O medo permanece após cinco anos de conflitos em Cabo Delgado

Viver um conflito tão prolongado, com pouca ou nenhuma perspectiva de um futuro estável, traz profundas consequências para a saúde mental das pessoas.

Foto: Mariana Abdalla/MSF

Quase um milhão de pessoas estão atualmente deslocadas* no Norte de Moçambique após fugirem de suas casas em busca de segurança devido ao conflito que começou na província de Cabo Delgado, em outubro de 2017. Muitas pessoas foram deslocadas várias vezes, tendo que deixar para trás os seus poucos bens, meios de sobrevivência, entes queridos e comunidades a cada deslocamento. Viver um conflito tão prolongado, com pouca ou nenhuma perspectiva de um futuro estável, traz profundas consequências para a saúde mental das pessoas.

Cinco anos passados, algumas comunidades em Cabo Delgado ainda vivem com medo constante e continuam a sofrer traumas e perdas. Muitas testemunharam assassinatos, outras perderam o contato com familiares e ainda não sabem onde estão.

“Estamos separados da nossa família e do resto do nosso povo”.

– Líder comunitário de Mocímboa da Praia, um distrito no Norte de Cabo Delgado. Ele teve que recomeçar várias vezes, e, atualmente, vive num acampamento temporário no distrito de Palma.

“Estamos agora começando a ouvir que há algumas pessoas em um lugar e outras, em outro”, diz ele. “Às vezes, ouvimos falar de um membro da família doente, mas não temos como visitá-lo. Às vezes, ouvimos dizer que alguém faleceu, mas não conseguimos chegar até eles. A cada dia que passa, ficamos mais tristes com isso”.

Foto: Mariana Abdalla/MSF

“Há anos que as pessoas vivem em uma espécie de limbo”.

– Tatiane Francisco, gestora de atividades de saúde mental de MSF.

Tatiane Francisco, gestora de atividades de saúde mental da Médicos Sem Fronteiras (MSF), diz que o estresse agudo e a ansiedade devido à incerteza e à falta de perspectivas, bem como a perda e o luto, são as principais razões pelas quais as pessoas estão em busca de consultas de saúde mental nos nossos projetos.
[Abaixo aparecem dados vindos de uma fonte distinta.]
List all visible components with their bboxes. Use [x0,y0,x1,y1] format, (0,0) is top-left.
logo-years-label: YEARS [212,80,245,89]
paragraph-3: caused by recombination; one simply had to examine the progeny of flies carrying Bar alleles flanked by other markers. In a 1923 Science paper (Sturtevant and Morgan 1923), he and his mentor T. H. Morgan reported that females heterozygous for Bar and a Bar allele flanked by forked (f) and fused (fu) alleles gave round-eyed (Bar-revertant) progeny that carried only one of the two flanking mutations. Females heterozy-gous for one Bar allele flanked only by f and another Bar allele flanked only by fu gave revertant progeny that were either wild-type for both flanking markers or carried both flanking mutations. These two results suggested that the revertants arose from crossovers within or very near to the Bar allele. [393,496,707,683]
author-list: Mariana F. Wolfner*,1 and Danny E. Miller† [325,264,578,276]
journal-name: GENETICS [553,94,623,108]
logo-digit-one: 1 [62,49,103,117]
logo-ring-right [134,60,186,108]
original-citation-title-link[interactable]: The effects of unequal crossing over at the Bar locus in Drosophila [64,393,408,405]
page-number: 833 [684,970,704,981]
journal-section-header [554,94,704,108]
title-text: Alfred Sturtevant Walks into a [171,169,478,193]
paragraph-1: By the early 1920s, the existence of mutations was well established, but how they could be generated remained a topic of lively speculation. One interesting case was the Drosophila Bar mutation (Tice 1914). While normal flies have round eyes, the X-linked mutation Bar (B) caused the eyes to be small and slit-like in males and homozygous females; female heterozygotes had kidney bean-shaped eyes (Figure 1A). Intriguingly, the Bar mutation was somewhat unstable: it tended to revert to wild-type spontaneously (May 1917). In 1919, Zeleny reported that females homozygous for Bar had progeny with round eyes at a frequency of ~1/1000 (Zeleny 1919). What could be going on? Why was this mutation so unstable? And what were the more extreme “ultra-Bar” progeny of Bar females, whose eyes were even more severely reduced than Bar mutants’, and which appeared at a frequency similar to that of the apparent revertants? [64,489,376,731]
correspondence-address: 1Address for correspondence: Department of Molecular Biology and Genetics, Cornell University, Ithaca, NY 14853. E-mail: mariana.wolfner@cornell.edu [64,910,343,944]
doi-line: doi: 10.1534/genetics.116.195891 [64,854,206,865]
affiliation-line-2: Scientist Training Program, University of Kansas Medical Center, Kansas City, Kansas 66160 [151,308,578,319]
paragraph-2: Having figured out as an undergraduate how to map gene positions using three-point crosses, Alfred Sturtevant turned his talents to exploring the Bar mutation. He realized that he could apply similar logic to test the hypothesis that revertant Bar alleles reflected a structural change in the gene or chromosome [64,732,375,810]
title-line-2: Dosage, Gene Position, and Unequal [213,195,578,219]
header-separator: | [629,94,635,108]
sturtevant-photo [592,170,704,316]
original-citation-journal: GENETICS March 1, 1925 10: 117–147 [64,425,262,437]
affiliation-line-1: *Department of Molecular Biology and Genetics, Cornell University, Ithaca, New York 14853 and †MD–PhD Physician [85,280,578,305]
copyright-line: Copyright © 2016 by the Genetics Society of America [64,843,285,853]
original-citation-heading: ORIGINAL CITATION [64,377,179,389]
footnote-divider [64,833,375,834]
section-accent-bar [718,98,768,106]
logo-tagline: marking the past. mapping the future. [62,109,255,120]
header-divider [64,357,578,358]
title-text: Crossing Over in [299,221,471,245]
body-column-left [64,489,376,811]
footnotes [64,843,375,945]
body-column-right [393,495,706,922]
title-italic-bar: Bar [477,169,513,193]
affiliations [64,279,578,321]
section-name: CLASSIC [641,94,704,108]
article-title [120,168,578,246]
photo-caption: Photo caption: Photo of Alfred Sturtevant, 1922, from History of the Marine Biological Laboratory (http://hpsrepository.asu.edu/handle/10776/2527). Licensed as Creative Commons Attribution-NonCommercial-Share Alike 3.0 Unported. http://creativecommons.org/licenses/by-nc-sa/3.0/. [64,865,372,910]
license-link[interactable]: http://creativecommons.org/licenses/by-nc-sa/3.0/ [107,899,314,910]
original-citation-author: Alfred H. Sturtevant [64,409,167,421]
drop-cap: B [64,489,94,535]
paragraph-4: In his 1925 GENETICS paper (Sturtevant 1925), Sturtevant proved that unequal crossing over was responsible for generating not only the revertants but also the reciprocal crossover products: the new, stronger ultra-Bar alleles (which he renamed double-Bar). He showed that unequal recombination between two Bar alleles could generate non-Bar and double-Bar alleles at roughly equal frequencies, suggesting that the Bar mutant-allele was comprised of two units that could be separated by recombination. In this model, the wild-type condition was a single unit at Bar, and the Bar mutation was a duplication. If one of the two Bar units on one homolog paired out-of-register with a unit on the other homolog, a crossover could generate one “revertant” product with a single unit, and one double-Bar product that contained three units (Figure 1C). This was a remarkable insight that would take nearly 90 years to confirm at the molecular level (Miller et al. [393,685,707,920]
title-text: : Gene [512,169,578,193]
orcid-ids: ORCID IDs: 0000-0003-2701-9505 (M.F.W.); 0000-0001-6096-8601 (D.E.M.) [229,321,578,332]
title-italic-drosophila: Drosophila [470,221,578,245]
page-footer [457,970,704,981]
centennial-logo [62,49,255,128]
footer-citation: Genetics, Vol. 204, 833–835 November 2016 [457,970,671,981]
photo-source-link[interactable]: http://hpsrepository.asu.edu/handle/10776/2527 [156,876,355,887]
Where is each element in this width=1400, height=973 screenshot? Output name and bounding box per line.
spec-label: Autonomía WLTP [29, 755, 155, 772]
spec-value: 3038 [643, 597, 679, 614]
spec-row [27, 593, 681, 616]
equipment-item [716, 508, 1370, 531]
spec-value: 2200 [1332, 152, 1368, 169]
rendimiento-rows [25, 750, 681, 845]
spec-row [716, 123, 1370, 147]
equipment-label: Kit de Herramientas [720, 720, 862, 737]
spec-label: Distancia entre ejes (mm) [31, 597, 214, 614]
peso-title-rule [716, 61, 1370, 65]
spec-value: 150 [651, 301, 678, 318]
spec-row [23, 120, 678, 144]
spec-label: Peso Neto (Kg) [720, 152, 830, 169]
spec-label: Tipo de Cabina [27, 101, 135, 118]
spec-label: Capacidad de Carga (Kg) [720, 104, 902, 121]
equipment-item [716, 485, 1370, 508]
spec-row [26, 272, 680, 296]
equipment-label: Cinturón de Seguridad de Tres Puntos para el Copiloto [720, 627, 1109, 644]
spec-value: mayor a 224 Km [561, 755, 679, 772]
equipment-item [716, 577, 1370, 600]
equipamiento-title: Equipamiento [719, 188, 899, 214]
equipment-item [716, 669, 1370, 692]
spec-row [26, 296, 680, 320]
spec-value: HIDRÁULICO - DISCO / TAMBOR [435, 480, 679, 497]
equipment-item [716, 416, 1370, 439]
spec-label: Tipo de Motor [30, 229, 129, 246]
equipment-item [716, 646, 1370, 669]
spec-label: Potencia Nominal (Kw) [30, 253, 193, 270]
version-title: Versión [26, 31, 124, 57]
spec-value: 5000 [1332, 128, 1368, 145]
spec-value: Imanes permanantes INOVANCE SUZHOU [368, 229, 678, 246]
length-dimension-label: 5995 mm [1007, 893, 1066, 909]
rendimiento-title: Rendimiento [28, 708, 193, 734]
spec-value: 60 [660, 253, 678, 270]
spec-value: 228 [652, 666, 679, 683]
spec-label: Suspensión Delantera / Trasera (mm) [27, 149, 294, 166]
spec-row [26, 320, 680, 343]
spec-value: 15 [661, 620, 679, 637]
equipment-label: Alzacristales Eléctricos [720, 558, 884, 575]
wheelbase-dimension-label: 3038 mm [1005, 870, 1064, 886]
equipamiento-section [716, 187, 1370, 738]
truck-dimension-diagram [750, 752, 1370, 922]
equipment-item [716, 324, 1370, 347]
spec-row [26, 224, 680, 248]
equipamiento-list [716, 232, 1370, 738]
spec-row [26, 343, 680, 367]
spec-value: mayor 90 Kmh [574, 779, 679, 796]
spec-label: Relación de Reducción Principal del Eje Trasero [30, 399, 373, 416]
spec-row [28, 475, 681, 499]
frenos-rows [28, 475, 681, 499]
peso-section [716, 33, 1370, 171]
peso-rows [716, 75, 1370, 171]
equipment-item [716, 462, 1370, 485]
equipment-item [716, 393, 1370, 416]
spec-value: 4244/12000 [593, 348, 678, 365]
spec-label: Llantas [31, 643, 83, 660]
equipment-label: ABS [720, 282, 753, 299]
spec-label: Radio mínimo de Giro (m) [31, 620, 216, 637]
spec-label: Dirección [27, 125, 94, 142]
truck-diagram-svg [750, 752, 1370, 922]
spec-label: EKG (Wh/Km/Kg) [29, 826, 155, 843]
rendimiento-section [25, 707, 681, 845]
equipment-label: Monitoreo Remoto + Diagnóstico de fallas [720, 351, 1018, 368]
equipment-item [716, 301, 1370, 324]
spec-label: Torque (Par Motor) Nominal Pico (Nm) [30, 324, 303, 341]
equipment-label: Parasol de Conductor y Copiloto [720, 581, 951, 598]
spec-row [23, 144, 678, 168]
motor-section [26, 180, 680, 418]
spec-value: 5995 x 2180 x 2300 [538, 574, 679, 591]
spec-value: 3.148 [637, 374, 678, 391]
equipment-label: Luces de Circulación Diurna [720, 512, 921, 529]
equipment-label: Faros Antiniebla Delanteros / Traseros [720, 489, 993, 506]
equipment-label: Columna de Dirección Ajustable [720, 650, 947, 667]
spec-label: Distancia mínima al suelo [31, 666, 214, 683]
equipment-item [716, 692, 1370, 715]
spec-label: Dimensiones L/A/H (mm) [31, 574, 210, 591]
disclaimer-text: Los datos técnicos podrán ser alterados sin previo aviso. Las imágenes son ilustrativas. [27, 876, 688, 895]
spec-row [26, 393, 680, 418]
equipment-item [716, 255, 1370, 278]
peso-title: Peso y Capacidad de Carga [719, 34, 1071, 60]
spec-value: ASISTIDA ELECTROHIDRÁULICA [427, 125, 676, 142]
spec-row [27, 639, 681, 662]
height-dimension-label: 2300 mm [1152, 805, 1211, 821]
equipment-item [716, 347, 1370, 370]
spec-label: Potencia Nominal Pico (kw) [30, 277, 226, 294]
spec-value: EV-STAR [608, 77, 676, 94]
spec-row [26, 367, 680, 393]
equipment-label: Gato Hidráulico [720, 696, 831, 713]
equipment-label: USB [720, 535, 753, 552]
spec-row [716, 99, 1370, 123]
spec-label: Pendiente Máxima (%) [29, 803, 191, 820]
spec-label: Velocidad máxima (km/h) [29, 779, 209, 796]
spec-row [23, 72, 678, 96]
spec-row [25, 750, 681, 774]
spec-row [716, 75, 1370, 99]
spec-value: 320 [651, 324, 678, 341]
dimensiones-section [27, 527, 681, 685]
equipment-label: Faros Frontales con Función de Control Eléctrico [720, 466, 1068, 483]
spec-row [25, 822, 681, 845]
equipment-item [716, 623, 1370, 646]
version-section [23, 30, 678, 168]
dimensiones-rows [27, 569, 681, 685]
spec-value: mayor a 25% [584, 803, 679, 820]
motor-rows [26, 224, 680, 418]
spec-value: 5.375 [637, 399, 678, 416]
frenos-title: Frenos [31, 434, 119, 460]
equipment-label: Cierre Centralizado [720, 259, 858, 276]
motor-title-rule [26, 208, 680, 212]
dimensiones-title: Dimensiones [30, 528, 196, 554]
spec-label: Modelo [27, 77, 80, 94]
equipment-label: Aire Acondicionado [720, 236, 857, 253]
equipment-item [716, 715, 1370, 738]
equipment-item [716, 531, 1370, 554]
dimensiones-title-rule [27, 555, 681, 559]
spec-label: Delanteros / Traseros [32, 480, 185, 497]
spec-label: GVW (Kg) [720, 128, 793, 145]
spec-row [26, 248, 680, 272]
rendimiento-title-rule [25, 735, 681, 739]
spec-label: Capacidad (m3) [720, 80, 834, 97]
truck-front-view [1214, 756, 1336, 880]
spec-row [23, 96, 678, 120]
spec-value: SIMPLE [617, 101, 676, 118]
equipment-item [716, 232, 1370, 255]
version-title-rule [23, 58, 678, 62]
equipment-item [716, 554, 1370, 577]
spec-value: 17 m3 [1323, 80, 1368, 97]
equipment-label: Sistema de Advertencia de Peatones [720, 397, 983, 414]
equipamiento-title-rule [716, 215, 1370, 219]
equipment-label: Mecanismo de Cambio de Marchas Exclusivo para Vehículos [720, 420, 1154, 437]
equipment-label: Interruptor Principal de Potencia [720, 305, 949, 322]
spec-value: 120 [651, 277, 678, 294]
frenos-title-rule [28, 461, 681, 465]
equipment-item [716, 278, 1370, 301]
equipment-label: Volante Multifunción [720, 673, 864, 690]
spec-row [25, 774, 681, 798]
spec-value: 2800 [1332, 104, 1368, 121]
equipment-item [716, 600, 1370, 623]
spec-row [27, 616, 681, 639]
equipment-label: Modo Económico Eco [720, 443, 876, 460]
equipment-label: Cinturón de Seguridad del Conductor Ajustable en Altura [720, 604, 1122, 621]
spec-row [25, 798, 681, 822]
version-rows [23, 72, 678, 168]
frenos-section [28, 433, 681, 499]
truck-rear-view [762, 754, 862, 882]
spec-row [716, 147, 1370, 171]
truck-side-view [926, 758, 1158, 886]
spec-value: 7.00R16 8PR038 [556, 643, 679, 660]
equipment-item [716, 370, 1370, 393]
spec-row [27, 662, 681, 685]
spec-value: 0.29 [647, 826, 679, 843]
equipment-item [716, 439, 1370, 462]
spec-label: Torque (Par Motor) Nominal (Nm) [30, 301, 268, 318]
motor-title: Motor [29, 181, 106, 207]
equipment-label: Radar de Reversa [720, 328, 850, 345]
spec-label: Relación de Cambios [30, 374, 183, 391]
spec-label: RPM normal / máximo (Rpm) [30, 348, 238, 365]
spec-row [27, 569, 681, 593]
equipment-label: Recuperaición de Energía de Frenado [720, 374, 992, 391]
“As histórias que as pessoas nos trazem são sobre mães que tiveram de deixar os filhos durante uma fuga e não sabem como eles estão hoje; crianças que testemunharam a morte dos pais; pessoas que testemunharam a morte de outros membros da família”, diz Tatiane. “Quando você está constantemente sob esse medo, é difícil pensar no futuro, é difícil planejar as coisas. Ainda vive em modo de sobrevivência. Há anos que as pessoas vivem em uma espécie de ‘limbo’”.

Maria Maleve, de Ancuabe, chegou à cidade de Montepuez em julho, após uma onda de violência que deslocou mais de 80 mil pessoas** ao longo de algumas semanas.

“Quando a guerra estourou, todos nós corremos para uma direção diferente”, diz Maria. “Cheguei aqui sozinha, com uma criança que encontrei no caminho. O pai dele foi morto a tiro. A mãe dele foi raptada. Eu gostaria que a guerra acabasse para que possamos voltar para a nossa terra”.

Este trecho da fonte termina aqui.